La France et l’Allemagne ont présenté hier une proposition de « fonds de relance » européen de 500 milliards d’euros, basé sur un emprunt commun des 27, une première à ce niveau-là, pour les secteurs et les régions les plus atteints par le coronavirus.

Une moitié d’écran chacun, Emmanuel Macron et Angela Merkel lors de leur conférence de presse hier, le Président français à Paris, et la Chancelière allemande à Berlin.
Une moitié d’écran chacun, Emmanuel Macron et Angela Merkel lors de leur conférence de presse hier, le Président français à Paris, et la Chancelière allemande à Berlin. © AFP / Kay NIETFELD / POOL / AFP

Combien de fois a-t-on annoncé que le « couple » franco-allemand, c’était fini, mort, enterré ? Que l’époque des tandems mythiques, De Gaulle-Adenauer, Kohl-Mitterrand, ou Chirac-Schroeder, était révolue ?

Hier, chacun dans sa moitié d’écran comme il se doit, Angela Merkel et Emmanuel Macron ont apporté la preuve que la règle du jeu européen est peut-être devenue plus complexe, mais que rien ne bouge sans, au minimum, une entente franco-allemande. 

Et même si les trois dernières années d’une relation initialement prometteuse entre le Président et la Chancelière n’a pas été aussi fructueuse que prévu, ce couple-là a su s’entendre à un moment décisif pour proposer un nouveau saut qualitatif à l’Europe.

L’initiative d’hier répond à la demande de solidarité des pays les plus touchés par le coronavirus en créant un fonds de relance de 500 milliards d’euros, basé pour la première fois sur un endettement et donc un remboursement commun. Difficile de s’enthousiasmer sur un instrument d’endettement, mais c’est néanmoins une petite révolution - si ça se fait, évidemment.

Depuis des semaines, l’Europe est divisée autour de cette question. L’Allemagne, mais surtout les Pays-Bas, s’opposaient à cette idée d’endettement commun, la seule manière de préserver la cohésion des 27. Il y a un mois, on en était encore aux noms d’oiseau entre pays-membres, l’Europe semblait en danger mortel.

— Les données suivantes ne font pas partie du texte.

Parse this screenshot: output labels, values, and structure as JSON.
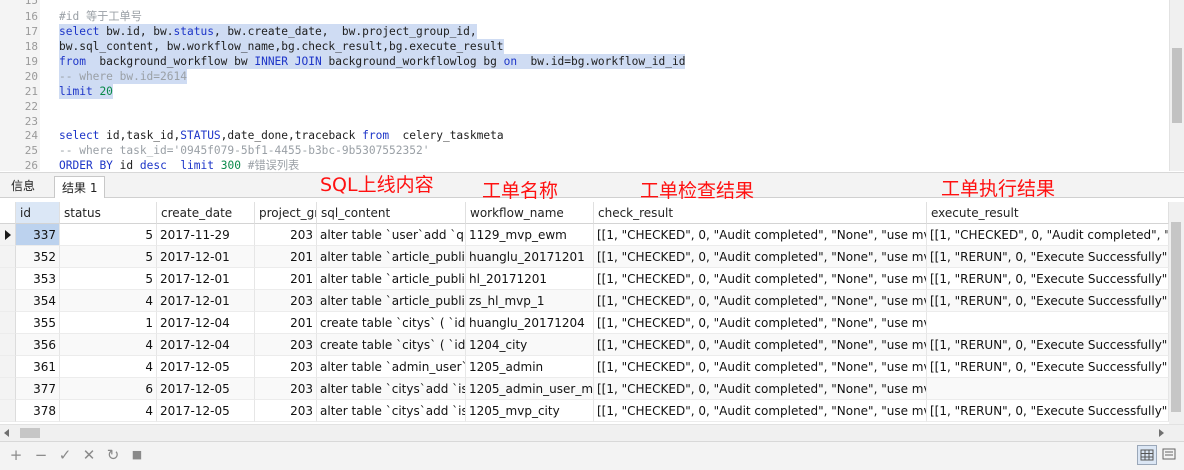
{
  "editor": {
    "lines": [
      {
        "num": "15",
        "text": ""
      },
      {
        "num": "16",
        "text": "#id 等于工单号"
      },
      {
        "num": "17",
        "text": "select bw.id, bw.status, bw.create_date,  bw.project_group_id,"
      },
      {
        "num": "18",
        "text": "bw.sql_content, bw.workflow_name,bg.check_result,bg.execute_result"
      },
      {
        "num": "19",
        "text": "from  background_workflow bw INNER JOIN background_workflowlog bg on  bw.id=bg.workflow_id_id"
      },
      {
        "num": "20",
        "text": "-- where bw.id=2614"
      },
      {
        "num": "21",
        "text": "limit 20"
      },
      {
        "num": "22",
        "text": ""
      },
      {
        "num": "23",
        "text": ""
      },
      {
        "num": "24",
        "text": "select id,task_id,STATUS,date_done,traceback from  celery_taskmeta"
      },
      {
        "num": "25",
        "text": "-- where task_id='0945f079-5bf1-4455-b3bc-9b5307552352'"
      },
      {
        "num": "26",
        "text": "ORDER BY id desc  limit 300 #错误列表"
      }
    ]
  },
  "tabs": [
    {
      "label": "信息",
      "active": false
    },
    {
      "label": "结果 1",
      "active": true
    }
  ],
  "annotations": [
    {
      "text": "SQL上线内容"
    },
    {
      "text": "工单名称"
    },
    {
      "text": "工单检查结果"
    },
    {
      "text": "工单执行结果"
    }
  ],
  "grid": {
    "columns": [
      "id",
      "status",
      "create_date",
      "project_gr",
      "sql_content",
      "workflow_name",
      "check_result",
      "execute_result"
    ],
    "rows": [
      [
        "337",
        "5",
        "2017-11-29",
        "203",
        "alter table `user`add `qrc",
        "1129_mvp_ewm",
        "[[1, \"CHECKED\", 0, \"Audit completed\", \"None\", \"use mvp_",
        "[[1, \"CHECKED\", 0, \"Audit completed\", \"N"
      ],
      [
        "352",
        "5",
        "2017-12-01",
        "201",
        "alter table `article_publish",
        "huanglu_20171201",
        "[[1, \"CHECKED\", 0, \"Audit completed\", \"None\", \"use mvp_",
        "[[1, \"RERUN\", 0, \"Execute Successfully\", \"N"
      ],
      [
        "353",
        "5",
        "2017-12-01",
        "201",
        "alter table `article_publish",
        "hl_20171201",
        "[[1, \"CHECKED\", 0, \"Audit completed\", \"None\", \"use mvp_",
        "[[1, \"RERUN\", 0, \"Execute Successfully\", \"N"
      ],
      [
        "354",
        "4",
        "2017-12-01",
        "203",
        "alter table `article_publish",
        "zs_hl_mvp_1",
        "[[1, \"CHECKED\", 0, \"Audit completed\", \"None\", \"use mvp_",
        "[[1, \"RERUN\", 0, \"Execute Successfully\", \"N"
      ],
      [
        "355",
        "1",
        "2017-12-04",
        "201",
        "create table `citys` ( `id`",
        "huanglu_20171204",
        "[[1, \"CHECKED\", 0, \"Audit completed\", \"None\", \"use mvp_",
        ""
      ],
      [
        "356",
        "4",
        "2017-12-04",
        "203",
        "create table `citys` ( `id`",
        "1204_city",
        "[[1, \"CHECKED\", 0, \"Audit completed\", \"None\", \"use mvp_",
        "[[1, \"RERUN\", 0, \"Execute Successfully\", \"N"
      ],
      [
        "361",
        "4",
        "2017-12-05",
        "203",
        "alter table `admin_user`ac",
        "1205_admin",
        "[[1, \"CHECKED\", 0, \"Audit completed\", \"None\", \"use mvp_",
        "[[1, \"RERUN\", 0, \"Execute Successfully\", \"N"
      ],
      [
        "377",
        "6",
        "2017-12-05",
        "203",
        "alter table `citys`add `is_c",
        "1205_admin_user_mvp",
        "[[1, \"CHECKED\", 0, \"Audit completed\", \"None\", \"use mvp_",
        ""
      ],
      [
        "378",
        "4",
        "2017-12-05",
        "203",
        "alter table `citys`add `is_c",
        "1205_mvp_city",
        "[[1, \"CHECKED\", 0, \"Audit completed\", \"None\", \"use mvp_",
        "[[1, \"RERUN\", 0, \"Execute Successfully\", \"N"
      ]
    ],
    "selected_row": 0
  },
  "toolbar": {
    "buttons": [
      {
        "icon": "plus-icon",
        "glyph": "+"
      },
      {
        "icon": "minus-icon",
        "glyph": "−"
      },
      {
        "icon": "check-icon",
        "glyph": "✓"
      },
      {
        "icon": "cross-icon",
        "glyph": "✕"
      },
      {
        "icon": "refresh-icon",
        "glyph": "↻"
      },
      {
        "icon": "stop-icon",
        "glyph": "■"
      }
    ],
    "view_buttons": [
      {
        "icon": "grid-view-icon",
        "active": true
      },
      {
        "icon": "form-view-icon",
        "active": false
      }
    ]
  },
  "colors": {
    "annotation": "#ff1010",
    "keyword": "#1d35c8",
    "comment": "#9aa0a6",
    "string": "#8a1b4a",
    "number": "#0a8a4a",
    "selection": "#cfdcf3",
    "current_id_cell": "#bcd2ee"
  }
}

Un accord franco-allemand ne signifie toutefois pas que les 25 autres s’aligneront automatiquement, il va falloir faire preuve de persuasion. Mais un accord préalable entre Paris et Berlin était indispensable pour sortir de l’impasse. 

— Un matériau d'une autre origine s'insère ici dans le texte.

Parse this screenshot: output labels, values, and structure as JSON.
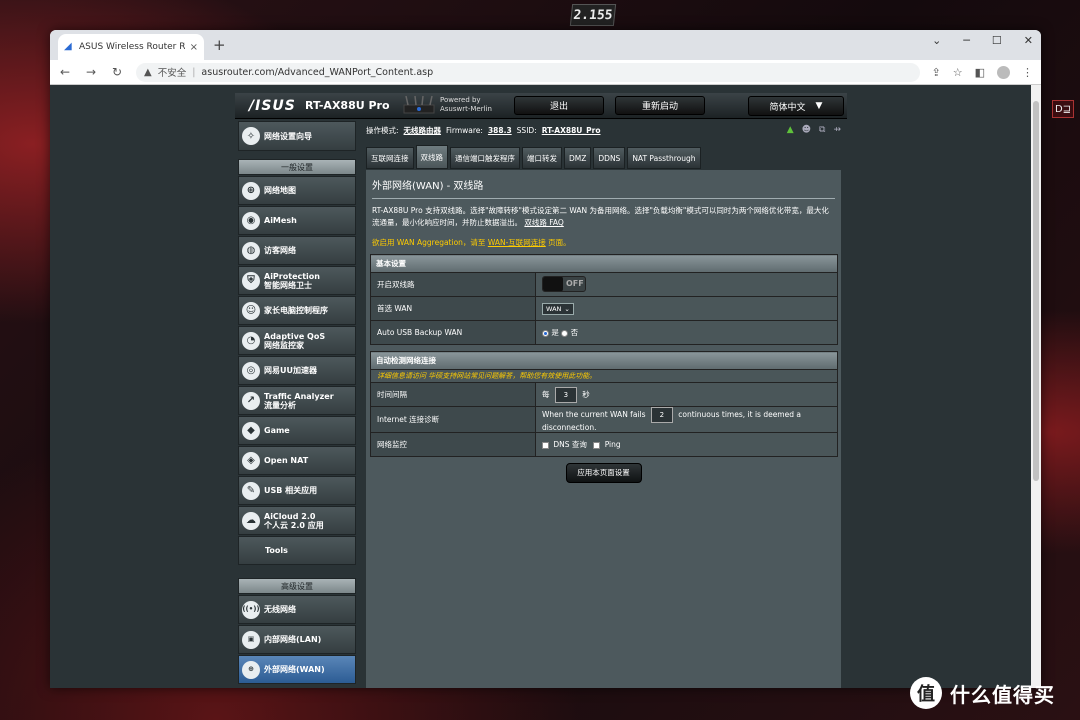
{
  "wallpaper": {
    "tag": "2.155",
    "corner_badge": "D⊒"
  },
  "watermark": {
    "logo": "值",
    "text": "什么值得买"
  },
  "browser": {
    "tab_title": "ASUS Wireless Router RT-AX88U Pro",
    "tab_close": "×",
    "new_tab": "+",
    "win_controls": {
      "minimize": "⌄",
      "min2": "─",
      "max": "☐",
      "close": "✕"
    },
    "nav": {
      "back": "←",
      "forward": "→",
      "reload": "↻"
    },
    "address": {
      "warning": "▲",
      "insecure": "不安全",
      "sep": "|",
      "url": "asusrouter.com/Advanced_WANPort_Content.asp"
    },
    "toolbar_icons": {
      "share": "⇪",
      "star": "☆",
      "sidebar": "◧",
      "menu": "⋮"
    }
  },
  "router": {
    "logo": "/ISUS",
    "model": "RT-AX88U Pro",
    "powered_line1": "Powered by",
    "powered_line2": "Asuswrt-Merlin",
    "logout": "退出",
    "reboot": "重新启动",
    "language": "简体中文",
    "language_arrow": "▼",
    "status": {
      "mode_label": "操作模式:",
      "mode_value": "无线路由器",
      "fw_label": "Firmware:",
      "fw_value": "388.3",
      "ssid_label": "SSID:",
      "ssid_value": "RT-AX88U_Pro"
    },
    "sidebar": {
      "wizard": "网络设置向导",
      "general_head": "一般设置",
      "general": [
        {
          "l1": "网络地图",
          "l2": "",
          "icon": "⊕"
        },
        {
          "l1": "AiMesh",
          "l2": "",
          "icon": "◉"
        },
        {
          "l1": "访客网络",
          "l2": "",
          "icon": "◍"
        },
        {
          "l1": "AiProtection",
          "l2": "智能网络卫士",
          "icon": "⛨"
        },
        {
          "l1": "家长电脑控制程序",
          "l2": "",
          "icon": "☺"
        },
        {
          "l1": "Adaptive QoS",
          "l2": "网络监控家",
          "icon": "◔"
        },
        {
          "l1": "网易UU加速器",
          "l2": "",
          "icon": "◎"
        },
        {
          "l1": "Traffic Analyzer",
          "l2": "流量分析",
          "icon": "↗"
        },
        {
          "l1": "Game",
          "l2": "",
          "icon": "◆"
        },
        {
          "l1": "Open NAT",
          "l2": "",
          "icon": "◈"
        },
        {
          "l1": "USB 相关应用",
          "l2": "",
          "icon": "✎"
        },
        {
          "l1": "AiCloud 2.0",
          "l2": "个人云 2.0 应用",
          "icon": "☁"
        }
      ],
      "tools": "Tools",
      "advanced_head": "高级设置",
      "advanced": [
        {
          "l1": "无线网络",
          "icon": "((•))"
        },
        {
          "l1": "内部网络(LAN)",
          "icon": "▣"
        },
        {
          "l1": "外部网络(WAN)",
          "icon": "⊕"
        }
      ]
    },
    "tabs": [
      "互联网连接",
      "双线路",
      "通信端口触发程序",
      "端口转发",
      "DMZ",
      "DDNS",
      "NAT Passthrough"
    ],
    "page_title": "外部网络(WAN) - 双线路",
    "desc": "RT-AX88U Pro 支持双线路。选择\"故障转移\"模式设定第二 WAN 为备用网络。选择\"负载均衡\"模式可以同时为两个网络优化带宽，最大化流通量，最小化响应时间，并防止数据溢出。",
    "desc_link": "双线路 FAQ",
    "hint_pre": "欲启用 WAN Aggregation，请至",
    "hint_link": "WAN-互联网连接",
    "hint_post": "页面。",
    "basic": {
      "head": "基本设置",
      "enable_label": "开启双线路",
      "enable_state": "OFF",
      "primary_label": "首选 WAN",
      "primary_value": "WAN",
      "primary_arrow": "⌄",
      "usb_label": "Auto USB Backup WAN",
      "usb_yes": "是",
      "usb_no": "否"
    },
    "detect": {
      "head": "自动检测网络连接",
      "sub": "详细信息请访问 华硕支持网站常见问题解答，帮助您有效使用此功能。",
      "interval_label": "时间间隔",
      "interval_pre": "每",
      "interval_value": "3",
      "interval_unit": "秒",
      "diag_label": "Internet 连接诊断",
      "diag_pre": "When the current WAN fails",
      "diag_value": "2",
      "diag_post": "continuous times, it is deemed a disconnection.",
      "monitor_label": "网络监控",
      "monitor_dns": "DNS 查询",
      "monitor_ping": "Ping"
    },
    "apply": "应用本页面设置"
  }
}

C’est là que la « méthode franco-allemande », éprouvée par des générations de dirigeants, a fait ses preuves. Il y a près de deux mois, la divergence entre les deux capitales éclatait au grand jour : la France signait avec huit autres pays, sans l’Allemagne, un appel à la création d’un « instrument de dette commune ».

Mais dans les coulisses, explique un négociateur, l’Allemagne était informée de chaque étape : pas de surprise dans ce « couple ». Et un patient travail de discussion était entamé, entrecoupé d’entretiens téléphoniques au sommet. Jusqu’au compromis d’hier.

Angela Merkel a fait le choix de l’Europe. Il y a quelques jours, les juges de la Cour constitutionnelle allemande avaient semblé contester des décisions européennes, plaçant la Chancelière dans une situation embarrassante. Elle a choisi d’en sortir en accélérant son engagement européen, d’abord dans un discours au Bundestag, puis hier au côté d’Emmanuel Macron.

On a coutume de dire que l’Europe n’avance que par des crises. Celle du coronavirus n’a pas été de son propre fait, mais elle a placé l’Union européenne face à ses limites et à ses impasses. 

Hier, les dirigeants des deux principaux pays du « club » ont choisi d’y répondre par le haut, avec ce plan qui, au-delà de l’argent mobilisé, réaffirme les objectifs écologiques, l’ambition de souveraineté, et propose même d’ajouter la santé aux compétences européennes. Pas mal pour un couple que l’on disait au bord du divorce.